Social Network ID’s

February 6, 2010

Internet ID’s…that strange new world where we can be whoever we want, changed who we are, hide who we are, even become multiple entities.

I don’t think I ever gave much thought as to how people choose the identities in today’s  social networking sites, but this assignment gave me reason to take a little informal survey of my friends and relatives. In my own very unscientific way, I found that people choose names in 3 different fashions:

1. A name that clearly identifies who they are

I’m Denisev or Denisevig,  dvigliotti, even denisevigliotti.

What does this say about me and anyone else who chooses to identify themselves in this manner? Well, perhaps we have nothing to hide. Perhaps we want to make it as easy as possible for others to find us. Perhaps we want an identity that’s easiest to remember. Perhaps we’re proud of our name and who we are. Identifying myself in this manner has allowed people I haven’t heard from in years to “find” me on the internet. It’s enabled relatives (I think) from Italy to make contact with us and begin some most interesting family tree discussions. It’s open and honest and I really prefer this method over all others.

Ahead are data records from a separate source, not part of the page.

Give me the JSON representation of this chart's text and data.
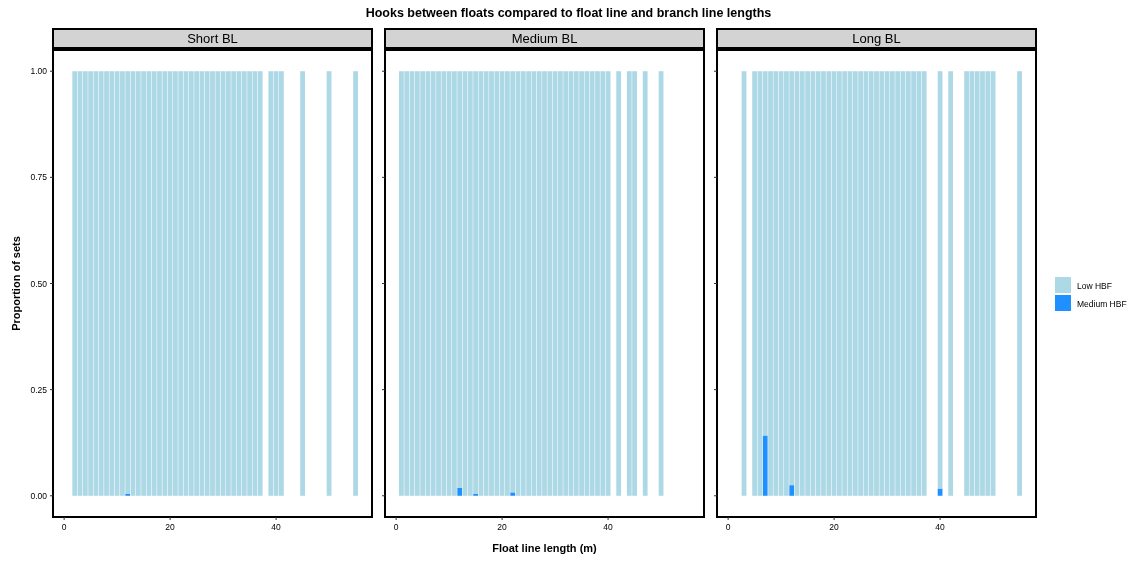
{
  "chart_data": [
    {
      "type": "bar",
      "stacked": true,
      "subtitle": "Short BL",
      "ylabel": "Proportion of sets",
      "x": [
        2,
        3,
        4,
        5,
        6,
        7,
        8,
        9,
        10,
        11,
        12,
        13,
        14,
        15,
        16,
        17,
        18,
        19,
        20,
        21,
        22,
        23,
        24,
        25,
        26,
        27,
        28,
        29,
        30,
        31,
        32,
        33,
        34,
        35,
        36,
        37,
        39,
        40,
        41,
        45,
        50,
        55
      ],
      "series": [
        {
          "color": "#1e90ff",
          "values": [
            null,
            null,
            null,
            null,
            null,
            null,
            null,
            null,
            null,
            null,
            0.005,
            null,
            null,
            null,
            null,
            null,
            null,
            null,
            null,
            null,
            null,
            null,
            null,
            null,
            null,
            null,
            null,
            null,
            null,
            null,
            null,
            null,
            null,
            null,
            null,
            null,
            null,
            null,
            null,
            null,
            null,
            null
          ]
        },
        {
          "color": "#add8e6",
          "values": [
            1,
            1,
            1,
            1,
            1,
            1,
            1,
            1,
            1,
            1,
            0.995,
            1,
            1,
            1,
            1,
            1,
            1,
            1,
            1,
            1,
            1,
            1,
            1,
            1,
            1,
            1,
            1,
            1,
            1,
            1,
            1,
            1,
            1,
            1,
            1,
            1,
            1,
            1,
            1,
            1,
            1,
            1
          ]
        }
      ],
      "xlim": [
        -2.1,
        58.1
      ],
      "xticks": [
        0,
        20,
        40
      ],
      "ylim": [
        -0.05,
        1.05
      ],
      "yticks": [
        {
          "value": 0,
          "label": "0.00"
        },
        {
          "value": 0.25,
          "label": "0.25"
        },
        {
          "value": 0.5,
          "label": "0.50"
        },
        {
          "value": 0.75,
          "label": "0.75"
        },
        {
          "value": 1,
          "label": "1.00"
        }
      ],
      "grid": false,
      "legend": false
    },
    {
      "type": "bar",
      "stacked": true,
      "title": "Hooks between floats compared to float line and branch line lengths",
      "subtitle": "Medium BL",
      "xlabel": "Float line length (m)",
      "x": [
        1,
        2,
        3,
        4,
        5,
        6,
        7,
        8,
        9,
        10,
        11,
        12,
        13,
        14,
        15,
        16,
        17,
        18,
        19,
        20,
        21,
        22,
        23,
        24,
        25,
        26,
        27,
        28,
        29,
        30,
        31,
        32,
        33,
        34,
        35,
        36,
        37,
        38,
        39,
        40,
        42,
        44,
        45,
        47,
        50
      ],
      "series": [
        {
          "color": "#1e90ff",
          "values": [
            null,
            null,
            null,
            null,
            null,
            null,
            null,
            null,
            null,
            null,
            null,
            0.019,
            null,
            null,
            0.005,
            null,
            null,
            null,
            null,
            null,
            null,
            0.008,
            null,
            null,
            null,
            null,
            null,
            null,
            null,
            null,
            null,
            null,
            null,
            null,
            null,
            null,
            null,
            null,
            null,
            null,
            null,
            null,
            null,
            null,
            null
          ]
        },
        {
          "color": "#add8e6",
          "values": [
            1,
            1,
            1,
            1,
            1,
            1,
            1,
            1,
            1,
            1,
            1,
            0.981,
            1,
            1,
            0.995,
            1,
            1,
            1,
            1,
            1,
            1,
            0.992,
            1,
            1,
            1,
            1,
            1,
            1,
            1,
            1,
            1,
            1,
            1,
            1,
            1,
            1,
            1,
            1,
            1,
            1,
            1,
            1,
            1,
            1,
            1
          ]
        }
      ],
      "xlim": [
        -2.1,
        58.1
      ],
      "xticks": [
        0,
        20,
        40
      ],
      "ylim": [
        -0.05,
        1.05
      ],
      "yticks": [
        {
          "value": 0,
          "label": null
        },
        {
          "value": 0.25,
          "label": null
        },
        {
          "value": 0.5,
          "label": null
        },
        {
          "value": 0.75,
          "label": null
        },
        {
          "value": 1,
          "label": null
        }
      ],
      "tick_labels": "x",
      "grid": false,
      "legend": false
    },
    {
      "type": "bar",
      "stacked": true,
      "subtitle": "Long BL",
      "x": [
        3,
        5,
        6,
        7,
        8,
        9,
        10,
        11,
        12,
        13,
        14,
        15,
        16,
        17,
        18,
        19,
        20,
        21,
        22,
        23,
        24,
        25,
        26,
        27,
        28,
        29,
        30,
        31,
        32,
        33,
        34,
        35,
        36,
        37,
        40,
        42,
        45,
        46,
        47,
        48,
        49,
        50,
        55
      ],
      "series": [
        {
          "name": "Medium HBF",
          "color": "#1e90ff",
          "values": [
            null,
            null,
            null,
            0.142,
            null,
            null,
            null,
            null,
            0.025,
            null,
            null,
            null,
            null,
            null,
            null,
            null,
            null,
            null,
            null,
            null,
            null,
            null,
            null,
            null,
            null,
            null,
            null,
            null,
            null,
            null,
            null,
            null,
            null,
            null,
            0.017,
            null,
            null,
            null,
            null,
            null,
            null,
            null,
            null
          ]
        },
        {
          "name": "Low HBF",
          "color": "#add8e6",
          "values": [
            1,
            1,
            1,
            0.858,
            1,
            1,
            1,
            1,
            0.975,
            1,
            1,
            1,
            1,
            1,
            1,
            1,
            1,
            1,
            1,
            1,
            1,
            1,
            1,
            1,
            1,
            1,
            1,
            1,
            1,
            1,
            1,
            1,
            1,
            1,
            0.983,
            1,
            1,
            1,
            1,
            1,
            1,
            1,
            1
          ]
        }
      ],
      "xlim": [
        -2.1,
        58.1
      ],
      "xticks": [
        0,
        20,
        40
      ],
      "ylim": [
        -0.05,
        1.05
      ],
      "yticks": [
        {
          "value": 0,
          "label": null
        },
        {
          "value": 0.25,
          "label": null
        },
        {
          "value": 0.5,
          "label": null
        },
        {
          "value": 0.75,
          "label": null
        },
        {
          "value": 1,
          "label": null
        }
      ],
      "tick_labels": "x",
      "grid": false,
      "legend": "right"
    }
  ]
}
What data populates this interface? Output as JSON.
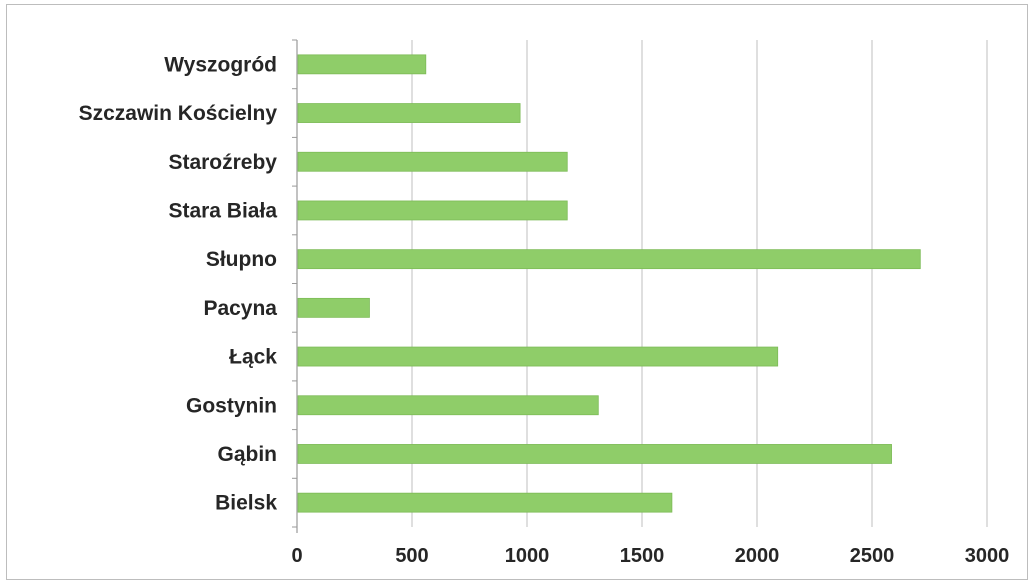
{
  "chart_data": {
    "type": "bar",
    "orientation": "horizontal",
    "categories": [
      "Wyszogród",
      "Szczawin Kościelny",
      "Staroźreby",
      "Stara Biała",
      "Słupno",
      "Pacyna",
      "Łąck",
      "Gostynin",
      "Gąbin",
      "Bielsk"
    ],
    "values": [
      560,
      970,
      1175,
      1175,
      2710,
      315,
      2090,
      1310,
      2585,
      1630
    ],
    "xlim": [
      0,
      3000
    ],
    "x_ticks": [
      "0",
      "500",
      "1000",
      "1500",
      "2000",
      "2500",
      "3000"
    ],
    "grid": "vertical",
    "legend": "none",
    "colors": {
      "bar": "#8fcd69",
      "bar_edge": "#7dbb57",
      "grid": "#bfbfbf",
      "axis": "#9a9a9a"
    }
  }
}
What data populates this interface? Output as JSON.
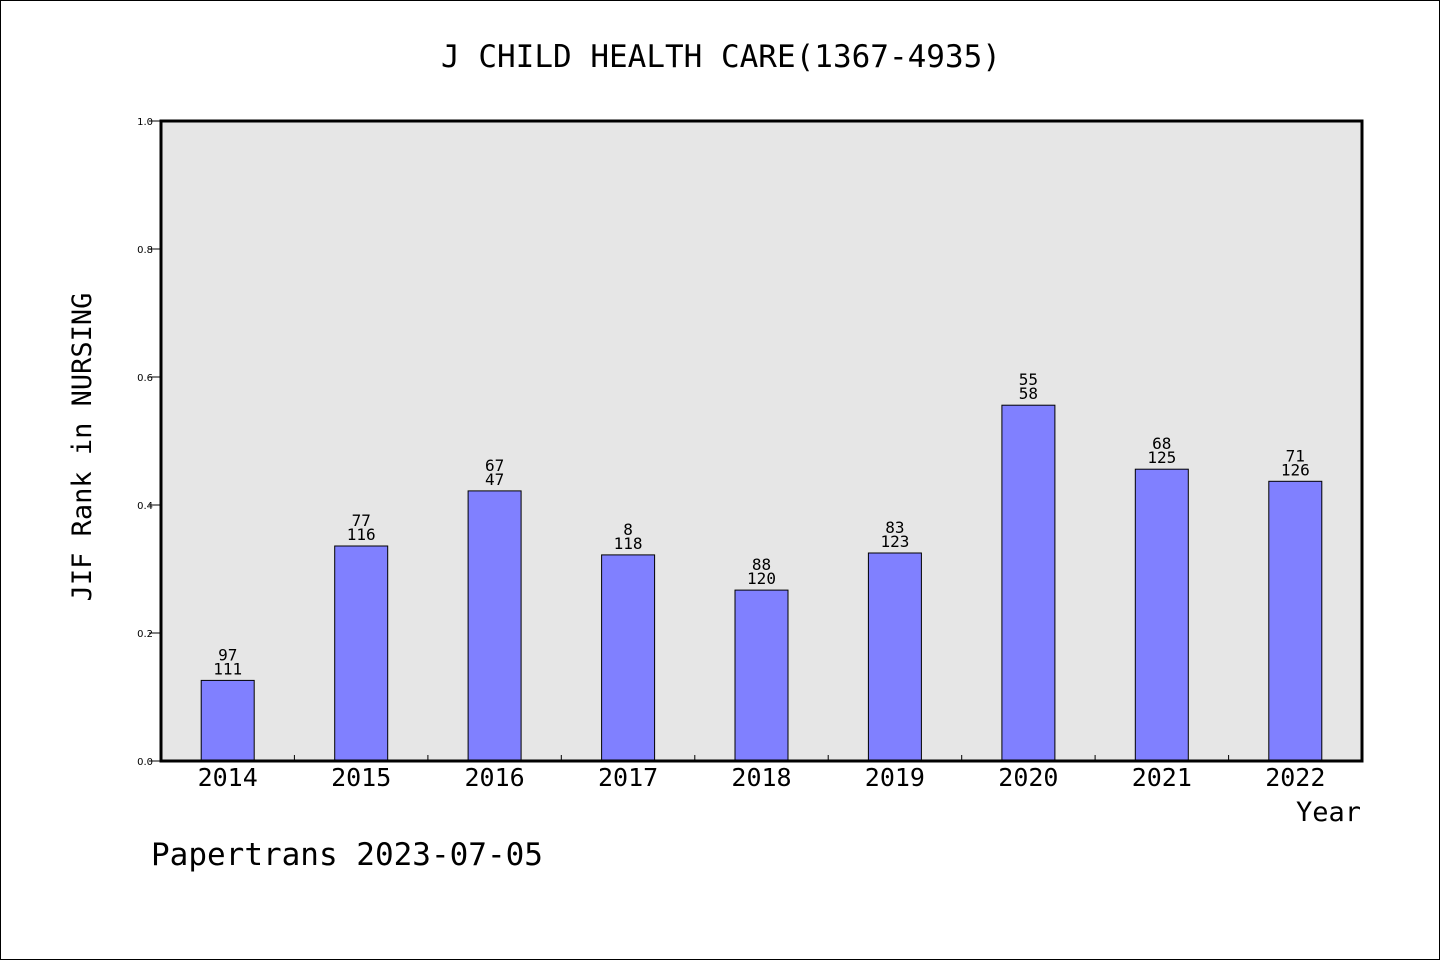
{
  "chart_data": {
    "type": "bar",
    "title": "J CHILD HEALTH CARE(1367-4935)",
    "xlabel": "Year",
    "ylabel": "JIF Rank in NURSING",
    "categories": [
      "2014",
      "2015",
      "2016",
      "2017",
      "2018",
      "2019",
      "2020",
      "2021",
      "2022"
    ],
    "values": [
      0.126,
      0.336,
      0.422,
      0.322,
      0.267,
      0.325,
      0.556,
      0.456,
      0.437
    ],
    "labels_top": [
      "97",
      "77",
      "67",
      "8",
      "88",
      "83",
      "55",
      "68",
      "71"
    ],
    "labels_bottom": [
      "111",
      "116",
      "47",
      "118",
      "120",
      "123",
      "58",
      "125",
      "126"
    ],
    "ylim": [
      0,
      1.0
    ],
    "yticks": [
      "0.0",
      "0.2",
      "0.4",
      "0.6",
      "0.8",
      "1.0"
    ],
    "grid": false,
    "bar_color": "#8080ff",
    "plot_background": "#e6e6e6"
  },
  "footer": "Papertrans 2023-07-05"
}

2. A nickname that highlights the person’s personality, interests or passions: Yankeefan1; gogreen; iluvsnookie; vanhalenrocks or italyorbust to name a few.  I presume these folks choose these identities much the same way that drivers choose their vanity plates…it’s their way letting the world know what turns them on. They’re cute and catchy and often-times a conversation starter. Personally, I think they sometimes are a little vain, a bit pretentious and a whole lotta strange. But hey, it’s a free country.

3. Secret identities

These people choose names that can not in any way be tied to them. They have nothing to do with their names, interests, jobs, hobbies, passions, nationalities, gender, race, creed….nothing. You won’t know if you’re communicating with a female, Italian weight lifter or a male, Venezuelan runway model. And that’s the way they want it. For whatever reason, these people do not want to be identified by their social network ID. Perhaps they have something to hide. Perhaps they believe that Big Brother’s watching and doesn’t trust him. Perhaps they simply don’t have any creativity when it comes to creating an ID. Whatever the reason, these people have non-descript ID’s and they like it that way.

Secret ID’s…HHMMM. That makes me think of a sub-category. How many people out there choose an ID that’s intentionally misleading? I imagine there’s many who do this although they didn’t turn up in my informal survey. I can think of 2 reasons to do this, 1 innocent…1 not so innocent:

I imagine there are people who intentionally choose misleading ID’s as a joke or a goof. Just like nicknames, where “Tiny” really means “Huge”. Or perhaps this pertains to people who advertise themselves on dating websites where they use terms such as voluptuous, sexy, rock and stud (but are anything but).

But I also can imagine that this methodology is used by those who want to do harm. A sexual predator will certainly use such a strategy when entering a chatroom where he doesn’t belong. Heck, I even hear that the police use this strategy to catch such criminals.

And what about multiple identities? Most of us reading and posting blogs probably have many, many ID’s for the many, many social networking sites and technologies we use. More often that not, however, this is not by choice, it’s dictated by the technology which all have their own specific instructions/guidelines regarding the creation of a user account. In affect, we’re “stuck” with multiple account names and ID’s by decree, not by choice.

But then there are those who intentionally choose multiple ID’s and I can imagine, again, innocent and not so innocent reasons for doing so.

Use the dating site as an example again. Bustyinboston might also be sexytexan and readyinredding. And why not? These folks are selling a product (themselves) after all and every marketer exagerates a little bit, don’t they? It’s innocent, it might stir up a bit more interest in your “product”, and it really doesn’t harm anyone.

But I’m sure there are also those who choose multiple identities for more nefarious reasons. The online predator comes to mind again. I use Ebay quite a bit and I notice that many people change their ID’s quite often and I can only imagine it’s because of bad reviews.  Perhaps people setup secret identities to be shared with only one other person…perhaps the “other woman”. Oh, if we put our minds to it, Imagine a person who would literally like to change their identitiy and think of how difficult that would really be. But not in today’s world of social networks…where living multiple “lives” is  very, very simple.